Pathology in Chickens Experimentally Inoculated or Contact-Infected with Mycoplasma gallisepticum

Abstract
Fifty-six 2-week-old chicks were inoculated in the foot pad with 10 CID50 [culture infective dose] doses of M. gallisepticum. Another 60 chicks were introduced for contact exposure, and 39 were maintained as isolated controls. Inoculated and contact-infected chickens were sacrified according to a schedule for an 8-month period. Clinical signs, hematology, and gross and microscopic pathology were studied. The clinical disease was characterized by a catarrhal exudate in the upper respiratory system of both inoculated and contact-infected birds, while a tendovaginitis and synovitis were observed in pelvic limbs of inoculated chickens only. A heterophilic leucocytosis occurred during the early phase of the disease in both groups.

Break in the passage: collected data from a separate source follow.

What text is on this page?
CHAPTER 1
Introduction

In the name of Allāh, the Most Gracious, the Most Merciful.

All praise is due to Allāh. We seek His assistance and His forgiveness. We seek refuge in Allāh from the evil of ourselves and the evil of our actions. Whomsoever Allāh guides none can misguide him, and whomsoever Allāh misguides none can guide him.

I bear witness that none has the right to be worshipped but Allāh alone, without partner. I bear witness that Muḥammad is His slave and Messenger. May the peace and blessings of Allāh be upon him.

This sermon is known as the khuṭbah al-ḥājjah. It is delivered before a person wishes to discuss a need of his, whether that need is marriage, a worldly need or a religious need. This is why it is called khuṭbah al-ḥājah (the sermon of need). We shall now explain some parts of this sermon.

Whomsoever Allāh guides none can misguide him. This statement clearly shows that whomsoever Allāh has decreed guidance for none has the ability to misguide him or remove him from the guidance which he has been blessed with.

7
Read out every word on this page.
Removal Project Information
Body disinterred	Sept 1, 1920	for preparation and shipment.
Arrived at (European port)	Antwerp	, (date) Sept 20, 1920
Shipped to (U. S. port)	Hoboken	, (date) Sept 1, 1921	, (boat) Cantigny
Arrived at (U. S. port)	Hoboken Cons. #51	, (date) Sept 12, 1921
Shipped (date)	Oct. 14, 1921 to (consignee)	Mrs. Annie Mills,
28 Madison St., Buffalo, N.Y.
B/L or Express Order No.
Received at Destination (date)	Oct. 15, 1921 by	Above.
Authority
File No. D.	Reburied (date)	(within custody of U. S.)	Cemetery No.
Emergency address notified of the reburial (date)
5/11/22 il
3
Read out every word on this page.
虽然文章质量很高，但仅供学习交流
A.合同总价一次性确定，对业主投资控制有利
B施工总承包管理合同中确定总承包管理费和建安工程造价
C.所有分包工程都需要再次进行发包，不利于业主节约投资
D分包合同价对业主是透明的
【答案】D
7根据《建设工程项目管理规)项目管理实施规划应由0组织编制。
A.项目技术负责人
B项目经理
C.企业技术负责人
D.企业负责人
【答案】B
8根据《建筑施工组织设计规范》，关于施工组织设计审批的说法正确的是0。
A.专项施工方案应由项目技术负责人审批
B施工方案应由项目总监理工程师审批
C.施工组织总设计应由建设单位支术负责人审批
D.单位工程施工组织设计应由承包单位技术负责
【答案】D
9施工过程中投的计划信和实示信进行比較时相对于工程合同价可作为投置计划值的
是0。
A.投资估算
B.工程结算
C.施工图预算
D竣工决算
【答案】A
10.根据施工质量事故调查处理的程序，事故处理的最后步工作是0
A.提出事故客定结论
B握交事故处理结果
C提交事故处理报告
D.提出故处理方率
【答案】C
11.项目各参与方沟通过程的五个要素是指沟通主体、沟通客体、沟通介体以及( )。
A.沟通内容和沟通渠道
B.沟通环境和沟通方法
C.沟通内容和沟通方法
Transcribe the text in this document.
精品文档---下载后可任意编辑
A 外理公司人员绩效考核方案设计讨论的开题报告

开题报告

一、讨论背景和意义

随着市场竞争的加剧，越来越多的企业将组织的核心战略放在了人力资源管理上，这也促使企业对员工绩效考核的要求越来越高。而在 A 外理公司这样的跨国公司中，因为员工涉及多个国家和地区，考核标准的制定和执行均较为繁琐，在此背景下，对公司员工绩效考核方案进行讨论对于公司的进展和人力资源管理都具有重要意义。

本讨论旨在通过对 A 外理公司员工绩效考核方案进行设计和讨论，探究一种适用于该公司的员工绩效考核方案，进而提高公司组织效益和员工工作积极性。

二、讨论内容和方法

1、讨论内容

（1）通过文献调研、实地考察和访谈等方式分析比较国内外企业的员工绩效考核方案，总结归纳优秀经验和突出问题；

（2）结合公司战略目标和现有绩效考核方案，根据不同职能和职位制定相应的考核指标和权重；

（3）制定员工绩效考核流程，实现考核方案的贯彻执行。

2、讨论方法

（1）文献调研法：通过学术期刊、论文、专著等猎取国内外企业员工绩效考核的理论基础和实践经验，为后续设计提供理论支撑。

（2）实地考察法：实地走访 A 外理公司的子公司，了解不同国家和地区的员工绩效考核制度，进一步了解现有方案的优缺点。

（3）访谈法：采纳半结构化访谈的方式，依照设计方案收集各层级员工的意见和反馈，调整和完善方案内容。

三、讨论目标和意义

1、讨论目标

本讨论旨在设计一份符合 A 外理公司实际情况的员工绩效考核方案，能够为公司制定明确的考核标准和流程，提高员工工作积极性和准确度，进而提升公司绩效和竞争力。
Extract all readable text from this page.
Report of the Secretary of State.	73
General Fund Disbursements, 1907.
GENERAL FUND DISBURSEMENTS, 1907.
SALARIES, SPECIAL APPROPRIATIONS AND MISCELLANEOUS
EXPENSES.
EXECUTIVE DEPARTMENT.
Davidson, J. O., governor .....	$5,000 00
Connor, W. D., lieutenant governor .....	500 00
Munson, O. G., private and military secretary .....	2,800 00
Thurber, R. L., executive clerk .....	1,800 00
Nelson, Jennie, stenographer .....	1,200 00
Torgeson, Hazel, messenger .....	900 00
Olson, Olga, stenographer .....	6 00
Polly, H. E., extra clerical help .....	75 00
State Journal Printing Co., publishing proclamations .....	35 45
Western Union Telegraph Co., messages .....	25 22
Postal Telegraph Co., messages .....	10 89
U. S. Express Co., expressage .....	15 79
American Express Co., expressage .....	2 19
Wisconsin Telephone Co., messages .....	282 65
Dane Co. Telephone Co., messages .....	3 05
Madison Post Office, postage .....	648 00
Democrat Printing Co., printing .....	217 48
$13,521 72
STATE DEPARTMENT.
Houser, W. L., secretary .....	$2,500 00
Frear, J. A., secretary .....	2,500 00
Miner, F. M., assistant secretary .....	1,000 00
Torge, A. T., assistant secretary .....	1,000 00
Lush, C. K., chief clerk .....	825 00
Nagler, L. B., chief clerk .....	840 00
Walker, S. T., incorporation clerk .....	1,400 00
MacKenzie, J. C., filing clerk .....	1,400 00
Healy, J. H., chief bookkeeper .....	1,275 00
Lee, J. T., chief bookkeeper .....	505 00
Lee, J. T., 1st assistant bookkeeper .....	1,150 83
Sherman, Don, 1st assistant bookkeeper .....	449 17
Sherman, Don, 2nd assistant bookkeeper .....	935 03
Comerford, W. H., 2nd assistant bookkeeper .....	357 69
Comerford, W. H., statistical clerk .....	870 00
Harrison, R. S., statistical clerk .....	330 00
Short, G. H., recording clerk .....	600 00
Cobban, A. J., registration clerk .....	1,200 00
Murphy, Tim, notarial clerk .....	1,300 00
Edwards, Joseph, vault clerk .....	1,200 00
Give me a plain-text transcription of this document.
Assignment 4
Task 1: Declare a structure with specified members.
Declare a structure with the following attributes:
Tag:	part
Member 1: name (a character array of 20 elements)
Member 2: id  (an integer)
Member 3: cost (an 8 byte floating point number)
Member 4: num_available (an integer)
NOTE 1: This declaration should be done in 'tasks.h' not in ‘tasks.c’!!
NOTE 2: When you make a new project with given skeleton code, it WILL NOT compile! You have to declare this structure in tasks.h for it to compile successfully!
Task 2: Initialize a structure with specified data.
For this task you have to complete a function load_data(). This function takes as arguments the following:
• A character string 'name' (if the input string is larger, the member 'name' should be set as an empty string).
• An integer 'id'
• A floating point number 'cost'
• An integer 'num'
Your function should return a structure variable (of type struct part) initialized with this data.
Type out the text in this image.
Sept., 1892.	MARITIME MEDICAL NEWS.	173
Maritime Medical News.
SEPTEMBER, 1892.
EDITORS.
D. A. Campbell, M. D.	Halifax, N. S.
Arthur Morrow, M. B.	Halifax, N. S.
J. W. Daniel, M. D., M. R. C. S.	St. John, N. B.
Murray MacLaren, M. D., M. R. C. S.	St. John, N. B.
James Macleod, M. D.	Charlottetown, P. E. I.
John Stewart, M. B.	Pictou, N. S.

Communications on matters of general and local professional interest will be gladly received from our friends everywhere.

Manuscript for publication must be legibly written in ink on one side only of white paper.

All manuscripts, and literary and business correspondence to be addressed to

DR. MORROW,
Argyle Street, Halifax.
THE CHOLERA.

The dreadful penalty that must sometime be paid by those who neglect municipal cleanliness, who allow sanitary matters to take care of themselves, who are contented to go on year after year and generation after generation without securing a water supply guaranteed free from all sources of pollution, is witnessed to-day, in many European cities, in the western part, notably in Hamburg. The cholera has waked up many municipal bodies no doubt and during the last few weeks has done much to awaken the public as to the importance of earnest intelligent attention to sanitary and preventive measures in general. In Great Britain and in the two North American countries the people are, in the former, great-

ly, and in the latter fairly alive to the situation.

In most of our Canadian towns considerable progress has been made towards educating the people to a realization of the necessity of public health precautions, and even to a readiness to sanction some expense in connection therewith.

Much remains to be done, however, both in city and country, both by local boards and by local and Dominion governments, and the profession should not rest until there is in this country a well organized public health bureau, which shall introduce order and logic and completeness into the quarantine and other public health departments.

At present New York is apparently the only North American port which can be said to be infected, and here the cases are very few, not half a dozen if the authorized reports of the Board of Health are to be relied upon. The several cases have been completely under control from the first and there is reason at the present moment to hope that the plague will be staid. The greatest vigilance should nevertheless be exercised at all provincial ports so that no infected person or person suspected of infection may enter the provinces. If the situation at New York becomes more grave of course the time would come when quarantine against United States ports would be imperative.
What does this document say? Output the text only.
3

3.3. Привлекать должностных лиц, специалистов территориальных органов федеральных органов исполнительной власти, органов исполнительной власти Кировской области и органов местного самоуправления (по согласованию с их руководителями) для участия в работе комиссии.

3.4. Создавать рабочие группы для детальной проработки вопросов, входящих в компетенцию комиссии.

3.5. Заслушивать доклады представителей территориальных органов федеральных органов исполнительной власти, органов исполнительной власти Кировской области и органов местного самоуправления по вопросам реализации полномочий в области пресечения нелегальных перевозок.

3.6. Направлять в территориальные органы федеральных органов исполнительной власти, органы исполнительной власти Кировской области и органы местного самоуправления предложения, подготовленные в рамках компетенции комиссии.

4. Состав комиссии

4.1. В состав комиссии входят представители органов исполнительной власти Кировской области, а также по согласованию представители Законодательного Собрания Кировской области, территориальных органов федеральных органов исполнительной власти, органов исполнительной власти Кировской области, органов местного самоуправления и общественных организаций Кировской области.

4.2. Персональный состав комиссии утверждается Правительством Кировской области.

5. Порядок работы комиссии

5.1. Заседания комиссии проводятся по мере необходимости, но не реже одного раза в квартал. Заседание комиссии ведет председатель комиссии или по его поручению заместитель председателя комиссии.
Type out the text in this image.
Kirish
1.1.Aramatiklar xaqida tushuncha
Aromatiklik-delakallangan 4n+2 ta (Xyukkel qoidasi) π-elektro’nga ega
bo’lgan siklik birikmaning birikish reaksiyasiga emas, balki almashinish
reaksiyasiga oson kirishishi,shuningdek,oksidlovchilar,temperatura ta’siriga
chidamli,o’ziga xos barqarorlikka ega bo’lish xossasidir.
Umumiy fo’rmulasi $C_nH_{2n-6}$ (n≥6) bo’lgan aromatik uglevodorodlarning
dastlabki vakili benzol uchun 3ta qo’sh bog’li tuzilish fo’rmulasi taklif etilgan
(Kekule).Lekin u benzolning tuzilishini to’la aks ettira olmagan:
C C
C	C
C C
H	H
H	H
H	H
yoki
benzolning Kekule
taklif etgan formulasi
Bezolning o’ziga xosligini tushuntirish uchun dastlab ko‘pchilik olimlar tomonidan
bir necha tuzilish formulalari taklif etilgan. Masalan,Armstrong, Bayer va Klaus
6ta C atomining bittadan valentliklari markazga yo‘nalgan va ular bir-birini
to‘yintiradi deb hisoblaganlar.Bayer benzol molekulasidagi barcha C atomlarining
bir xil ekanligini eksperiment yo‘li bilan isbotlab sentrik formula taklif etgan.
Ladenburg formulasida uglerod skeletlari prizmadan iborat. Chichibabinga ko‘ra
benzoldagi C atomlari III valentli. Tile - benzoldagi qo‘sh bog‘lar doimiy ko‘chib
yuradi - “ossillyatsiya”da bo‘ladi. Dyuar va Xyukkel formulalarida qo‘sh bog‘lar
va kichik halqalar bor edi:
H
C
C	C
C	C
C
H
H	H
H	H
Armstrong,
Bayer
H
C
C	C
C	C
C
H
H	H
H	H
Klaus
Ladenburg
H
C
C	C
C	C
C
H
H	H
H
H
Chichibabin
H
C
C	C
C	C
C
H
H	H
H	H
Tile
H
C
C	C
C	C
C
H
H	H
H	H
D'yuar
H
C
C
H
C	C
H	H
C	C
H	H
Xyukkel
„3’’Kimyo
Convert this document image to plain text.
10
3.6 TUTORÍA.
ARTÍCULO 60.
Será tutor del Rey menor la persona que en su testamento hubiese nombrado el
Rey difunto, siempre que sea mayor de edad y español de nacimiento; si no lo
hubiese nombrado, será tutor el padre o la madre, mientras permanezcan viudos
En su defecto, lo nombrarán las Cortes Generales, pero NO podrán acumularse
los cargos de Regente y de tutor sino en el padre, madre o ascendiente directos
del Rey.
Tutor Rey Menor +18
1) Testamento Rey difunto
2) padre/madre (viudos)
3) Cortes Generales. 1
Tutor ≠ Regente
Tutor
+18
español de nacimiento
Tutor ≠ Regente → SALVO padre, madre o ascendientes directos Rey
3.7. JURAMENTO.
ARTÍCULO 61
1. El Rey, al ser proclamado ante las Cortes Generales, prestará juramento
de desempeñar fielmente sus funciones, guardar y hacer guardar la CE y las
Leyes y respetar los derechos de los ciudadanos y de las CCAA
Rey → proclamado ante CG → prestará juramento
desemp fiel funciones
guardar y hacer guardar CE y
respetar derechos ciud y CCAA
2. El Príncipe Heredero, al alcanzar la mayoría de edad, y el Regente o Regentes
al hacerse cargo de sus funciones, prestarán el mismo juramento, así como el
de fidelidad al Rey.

Gross pathology was manifested primarily as swelling in the foot pad, tarsometatarsal tissues, and tarsal joint area of the inoculated limb in the inoculated group, with a catarrhal exudate in respiratory passages and a splenomegaly in both inoculated and contact-infected chickens. Histopathologic lesions in contact-infected chickens were splenitis, myocarditis, hepatitis, sinusitis, tracheitis, and pneumonia. Inoculated birds had the additional findings of encephalitis, synovitis, tendovaginitis, and airsacculitis. Pathologic changes were generally more severe in inoculated chickens.